DeMarcus Cousins had 29 points, 10 rebounds and seven assists, and the Kings blew all of a 27-point lead in the second half before beating the Lakers 118-115 on Thursday night in Bryant's last Sacramento appearance.
Divac and Bryant, 37, have a long, intertwined history. Now the Kings' general manager, Divac was traded by the Lakers in 1996 to the Charlotte Hornets, who gave Los Angeles the draft rights to the 17-year-old Bryant, who is playing in his 20th and final season as a Laker.
"He gave me a Charlotte Hornets jersey. No. 8. It's awesome," said Bryant, who was later teammates with Divac. "He has a great sense of humor and is a real practical joker. It goes well with my sarcasm."
Although the Kings were ahead 25-4 five minutes into the game, they needed a late rally and a go-ahead basket from Rajon Rondo to spoil the night for Bryant, who thrilled the partisan crowd with 28 points.
Bryant made 10 of 18 shots and was 6-for-8 on free throws. But he was on the bench for the night by the time the Lakers made a huge comeback to take the lead down the stretch.
"Kobe was amazing; I tip my hat to him. He had a great game and gave the crowd what they wanted," said Ben McLemore, who guarded Bryant for much of the game. "Defending him in his final game in Sacramento was an honor. It's something I will remember forever."
What the Kings might want to forget is a fourth quarter in which they squandered a 16-point lead and were outscored 29-16.
"In the second half, we got outfought and outhustled," Kings coach George Karl said. "I think we mentally shut down. Maybe we celebrate too much when we are playing really well."
Judging by the large number of fans wearing his jersey and the roar that greeted him during a long pregame introduction, it was clear that many in the sellout crowd of 17,386 were on hand for one reason: to honor Bryant's 33rd and final game at Sleep Train Arena.
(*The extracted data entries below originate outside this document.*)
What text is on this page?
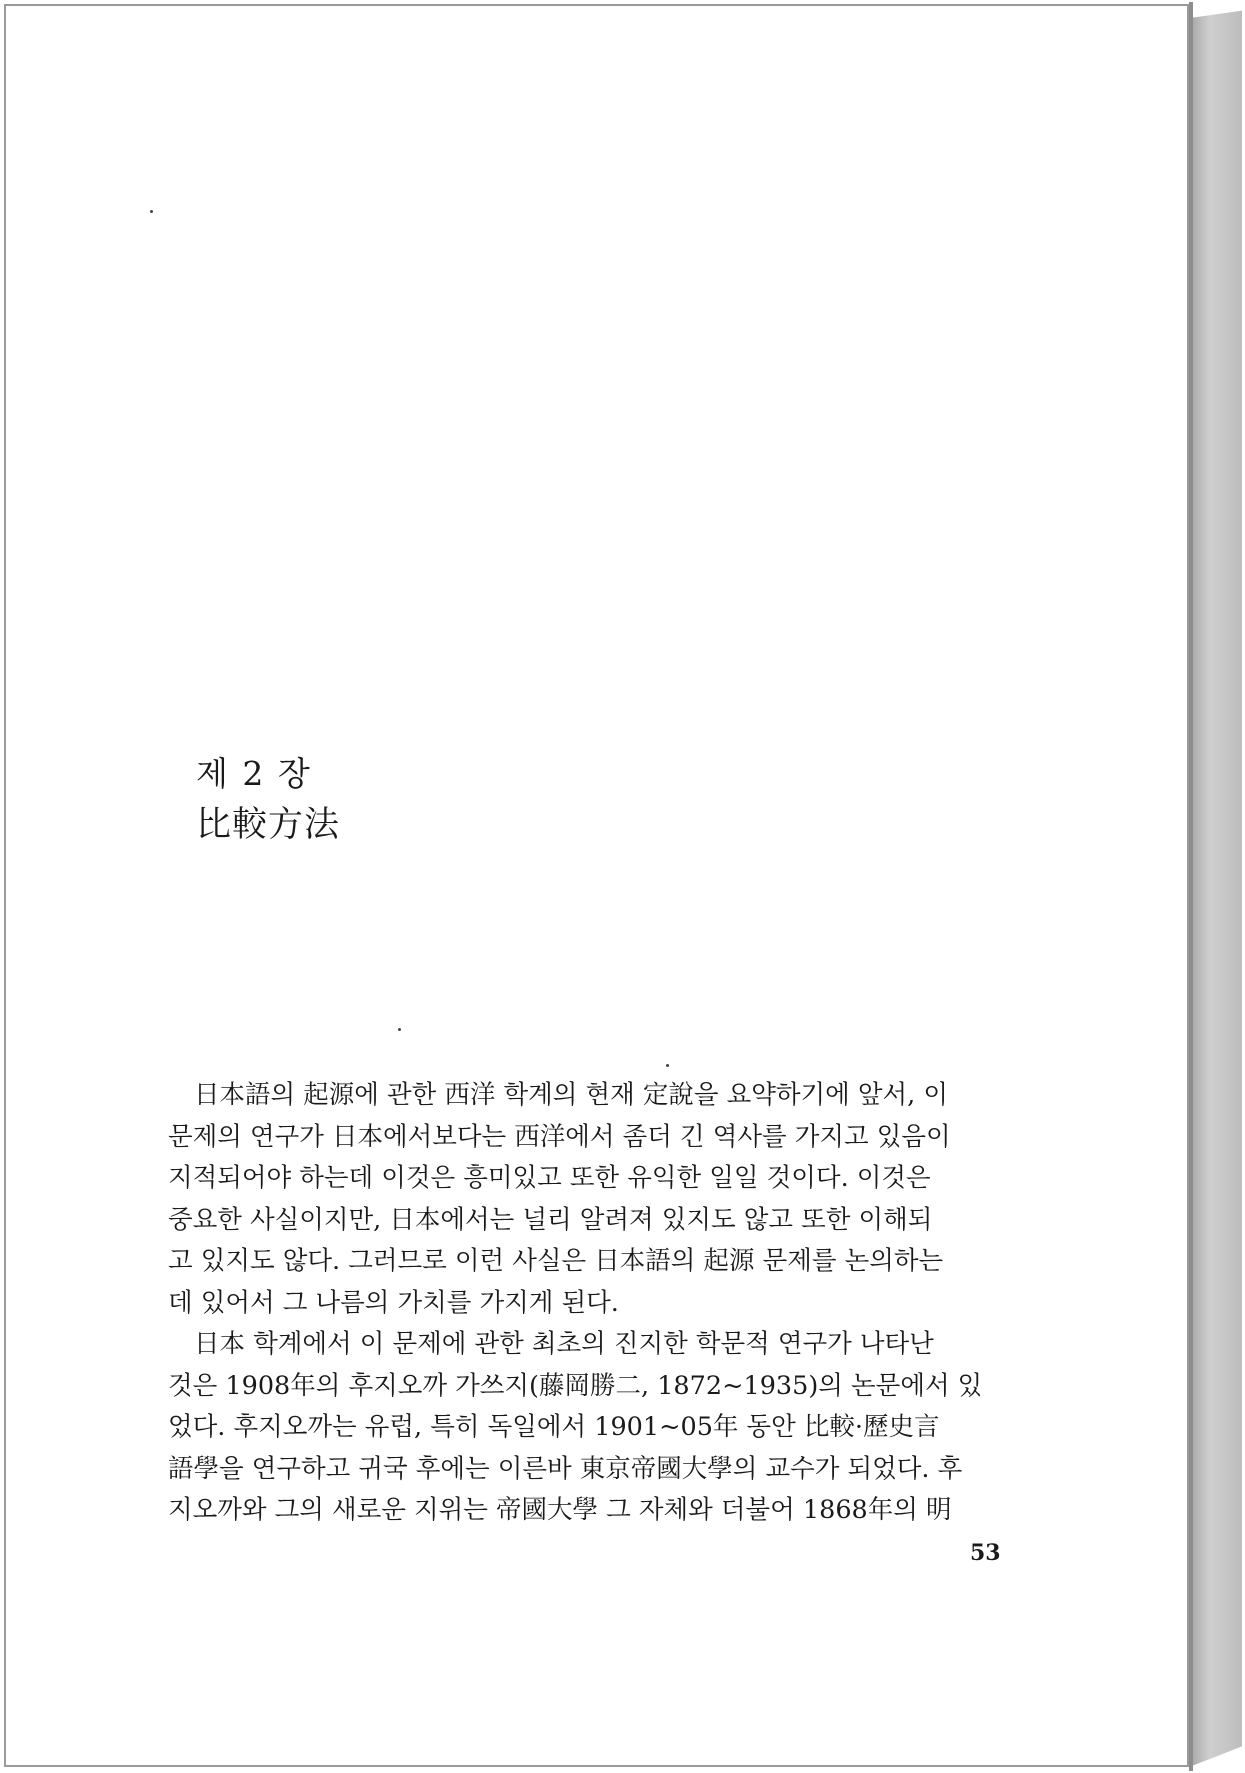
제 2 장
比較方法
日本語의 起源에 관한 西洋 학계의 현재 定說을 요약하기에 앞서, 이
문제의 연구가 日本에서보다는 西洋에서 좀더 긴 역사를 가지고 있음이
지적되어야 하는데 이것은 흥미있고 또한 유익한 일일 것이다. 이것은
중요한 사실이지만, 日本에서는 널리 알려져 있지도 않고 또한 이해되
고 있지도 않다. 그러므로 이런 사실은 日本語의 起源 문제를 논의하는
데 있어서 그 나름의 가치를 가지게 된다.
日本 학계에서 이 문제에 관한 최초의 진지한 학문적 연구가 나타난
것은 1908年의 후지오까 가쓰지(藤岡勝二, 1872~1935)의 논문에서 있
었다. 후지오까는 유럽, 특히 독일에서 1901~05年 동안 比較·歷史言
語學을 연구하고 귀국 후에는 이른바 東京帝國大學의 교수가 되었다. 후
지오까와 그의 새로운 지위는 帝國大學 그 자체와 더불어 1868年의 明
53
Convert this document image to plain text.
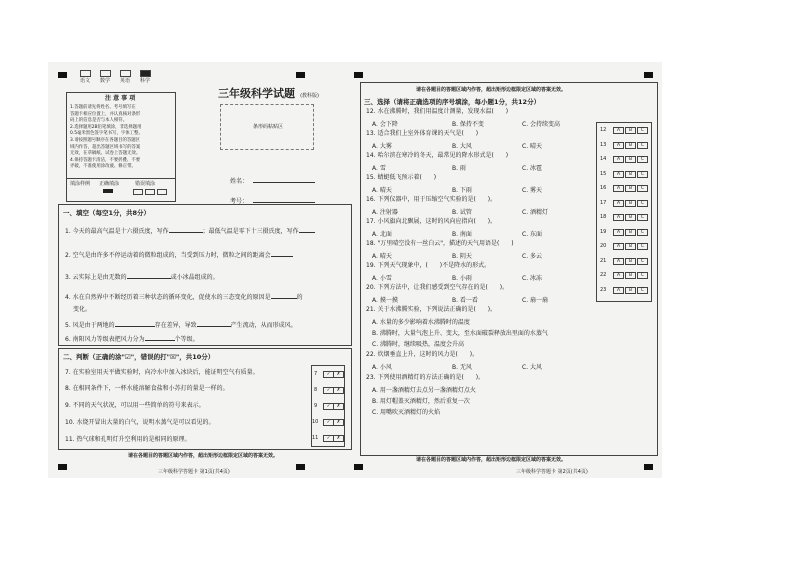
语文 数学 英语 科学
三年级科学试题 (教科版)
注 意 事 项
1.答题前请先将姓名、考号填写在
答题卡相应位置上，并认真核对条形
码上的信息是否与本人相符。
2.选择题用2B铅笔填涂，非选择题用
0.5毫米黑色签字笔书写，字体工整。
3.请按照题号顺序在各题目的答题区
域内作答，超出答题区域书写的答案
无效，在草稿纸、试卷上答题无效。
4.保持答题卡清洁，不要折叠、不要
弄破，不准使用涂改液、修正带。
填涂样例 正确填涂	错误填涂
条形码粘贴区
姓名：
考号：
一、填空（每空1分，共8分）
1. 今天的最高气温是十六摄氏度，写作	；最低气温是零下十三摄氏度，写作
2. 空气是由许多不停运动着的微粒组成的，当受到压力时，微粒之间的距离会
3. 云实际上是由无数的	或小冰晶组成的。
4. 水在自然界中不断经历着三种状态的循环变化，促使水的三态变化的原因是	的
变化。
5. 风是由于两地的	存在差异，导致	产生流动，从而形成风。
6. 南阳风力等级表把风力分为	个等级。
二、判断（正确的涂"☑"，错误的打"☒"，共10分）
7. 在实验室用天平做实验时，向冷水中加入冰块后，能证明空气有质量。
8. 在相同条件下，一杯水能溶解食盐和小苏打的量是一样的。
9. 不同的天气状况，可以用一些简单的符号来表示。
10. 水烧开冒出大量的白气，说明水蒸气是可以看见的。
11. 热气球和孔明灯升空利用的是相同的原理。
7	✓	✗
8	✓	✗
9	✓	✗
10	✓	✗
11	✓	✗
请在各题目的答题区域内作答，超出矩形边框限定区域的答案无效。
三年级科学答题卡 第1页(共4页)
请在各题目的答题区域内作答，超出矩形边框限定区域的答案无效。
三、选择（请将正确选项的序号填涂，每小题1分，共12分）
12. 水在沸腾时，我们用温度计测量，发现水温(　　)
A. 会下降	B. 保持不变	C. 会持续变高
13. 适合我们上室外体育课的天气是(　　)
A. 大雾	B. 大风	C. 晴天
14. 哈尔滨在寒冷的冬天，最常见的降水形式是(　　)
A. 雪	B. 雨	C. 冰雹
15. 蜻蜓低飞预示着(　　)
A. 晴天	B. 下雨	C. 雾天
16. 下列仪器中，用于压缩空气实验的是(　　)。
A. 注射器	B. 试管	C. 酒精灯
17. 小风旗向北飘展，这时的风向应指向(　　)。
A. 北面	B. 南面	C. 东面
18. "万里晴空没有一丝白云"，描述的天气用语是(　　)
A. 晴天	B. 阴天	C. 多云
19. 下列天气现象中，(　　)不是降水的形式。
A. 小雪	B. 小雨	C. 冰冻
20. 下列方法中，让我们感受到空气存在的是(　　)。
A. 摸一摸	B. 看一看	C. 扇一扇
21. 关于水沸腾实验，下列说法正确的是(　　)。
A. 水量的多少影响着水沸腾时的温度
B. 沸腾时，大量气泡上升、变大，至水面破裂释放出里面的水蒸气
C. 沸腾时，继续吸热，温度会升高
22. 炊烟垂直上升，这时的风力是(　　)。
A. 小风	B. 无风	C. 大风
23. 下列使用酒精灯的方法正确的是(　　)。
A. 用一盏酒精灯去点另一盏酒精灯点火
B. 用灯帽盖灭酒精灯，然后重复一次
C. 用嘴吹灭酒精灯的火焰
12	A	B	C
13	A	B	C
14	A	B	C
15	A	B	C
16	A	B	C
17	A	B	C
18	A	B	C
19	A	B	C
20	A	B	C
21	A	B	C
22	A	B	C
23	A	B	C
请在各题目的答题区域内作答，超出矩形边框限定区域的答案无效。
三年级科学答题卡 第2页(共4页)
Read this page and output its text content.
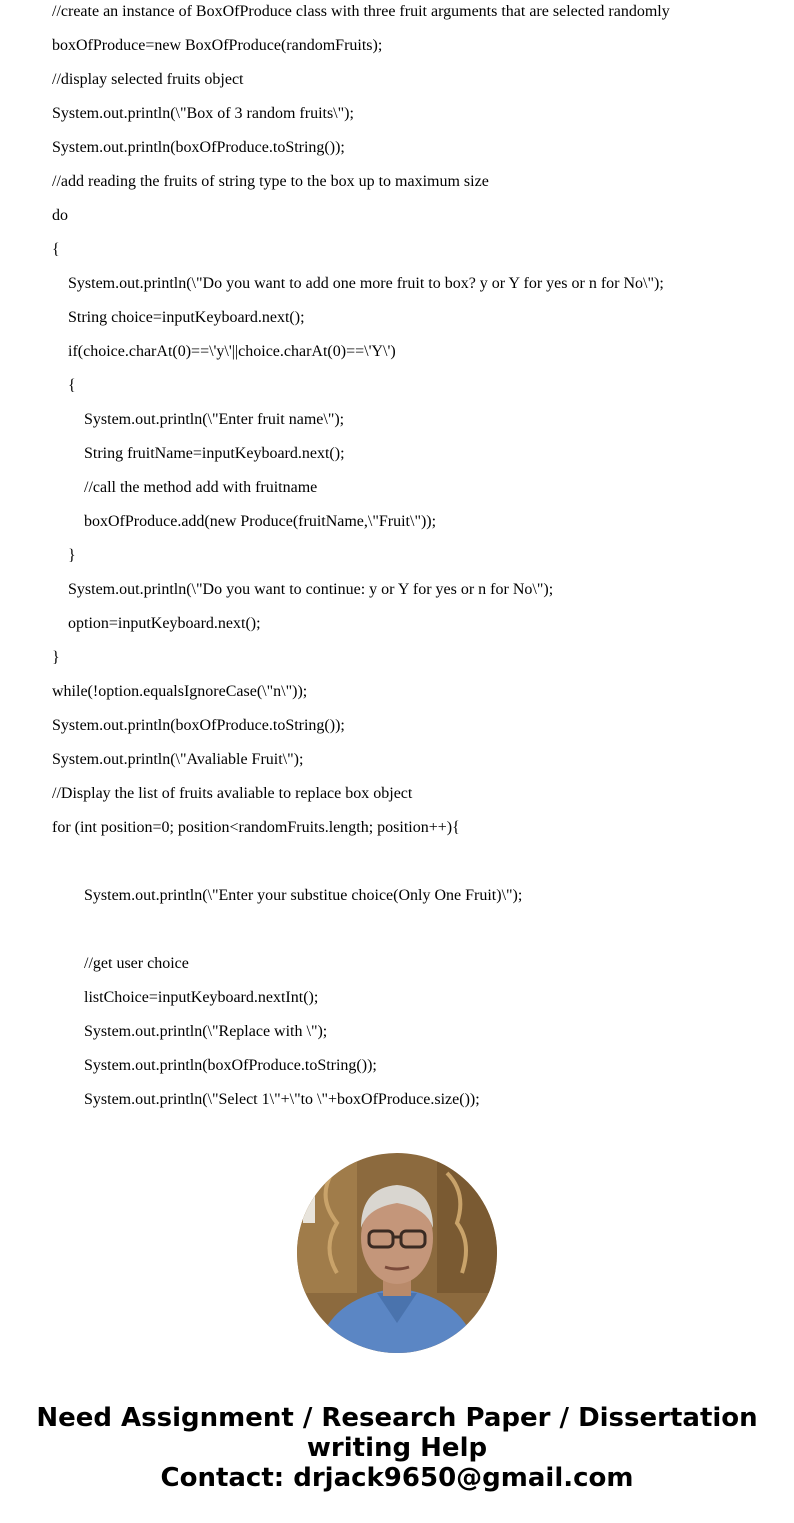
//create an instance of BoxOfProduce class with three fruit arguments that are selected randomly
boxOfProduce=new BoxOfProduce(randomFruits);
//display selected fruits object
System.out.println(\"Box of 3 random fruits\");
System.out.println(boxOfProduce.toString());
//add reading the fruits of string type to the box up to maximum size
do
{
System.out.println(\"Do you want to add one more fruit to box? y or Y for yes or n for No\");
String choice=inputKeyboard.next();
if(choice.charAt(0)==\'y\'||choice.charAt(0)==\'Y\')
{
System.out.println(\"Enter fruit name\");
String fruitName=inputKeyboard.next();
//call the method add with fruitname
boxOfProduce.add(new Produce(fruitName,\"Fruit\"));
}
System.out.println(\"Do you want to continue: y or Y for yes or n for No\");
option=inputKeyboard.next();
}
while(!option.equalsIgnoreCase(\"n\"));
System.out.println(boxOfProduce.toString());
System.out.println(\"Avaliable Fruit\");
//Display the list of fruits avaliable to replace box object
for (int position=0; position<randomFruits.length; position++){
System.out.println(\"Enter your substitue choice(Only One Fruit)\");
//get user choice
listChoice=inputKeyboard.nextInt();
System.out.println(\"Replace with \");
System.out.println(boxOfProduce.toString());
System.out.println(\"Select 1\"+\"to \"+boxOfProduce.size());
Need Assignment / Research Paper / Dissertation
writing Help
Contact: drjack9650@gmail.com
Bryant, who missed the previous three games with a sore right shoulder, scored seven points in the first quarter and added 11 in the second on a couple of vintage baskets in traffic, plus an alley-oop dunk.
"(The fans) showed a sign of respect, even though we have been enemies for so many years," Bryant said. "This has always been a special place, not just for me, but for the city itself. It's sad to see this place go (for a new arena next year)."
Bryant, who scored his 33,000th point on a jumper in the second quarter, never left the bench after playing nearly 31 minutes through three quarters. Instead, he watched his youthful teammates nearly pull off a major comeback.
"He was real close to minutes I wanted him to play. But we continue to ask how this guy continues to perform the way he does with a week off or a slight injury," Lakers coach Byron Scott said. "He goes out there and hasn't missed a beat. It's just remarkable sometimes to watch."
Rondo made a floater in the lane with 21.7 seconds left, giving the Kings a 116-115 lead. Clarkson lost the ball on a dribble drive and fouled Cousins, who made two free throws for a three-point lead with 6.8 seconds left.
Williams missed a potential tying 3-pointer in the closing seconds, and Acy secured the rebound.
Lakers: Bryant's first game in Sacramento was Dec. 10, 1996, his rookie season. ... Former Kings forward Metta World Peace was not in uniform but was at the game. ... The Lakers had six steals in the fourth quarter, when the Kings committed seven of their 15 turnovers.
Kings: Actor Jamie Foxx sat courtside next to Kings owner Vivek Ranadive. ... Sacramento shot 55 percent. ... Omri Casspi missed his third straight game with back problems, and rookie Willie Cauley-Stein (finger laceration) missed his second straight.
Lakers: Host Oklahoma City on Friday.
Kings: Host Golden State on Saturday.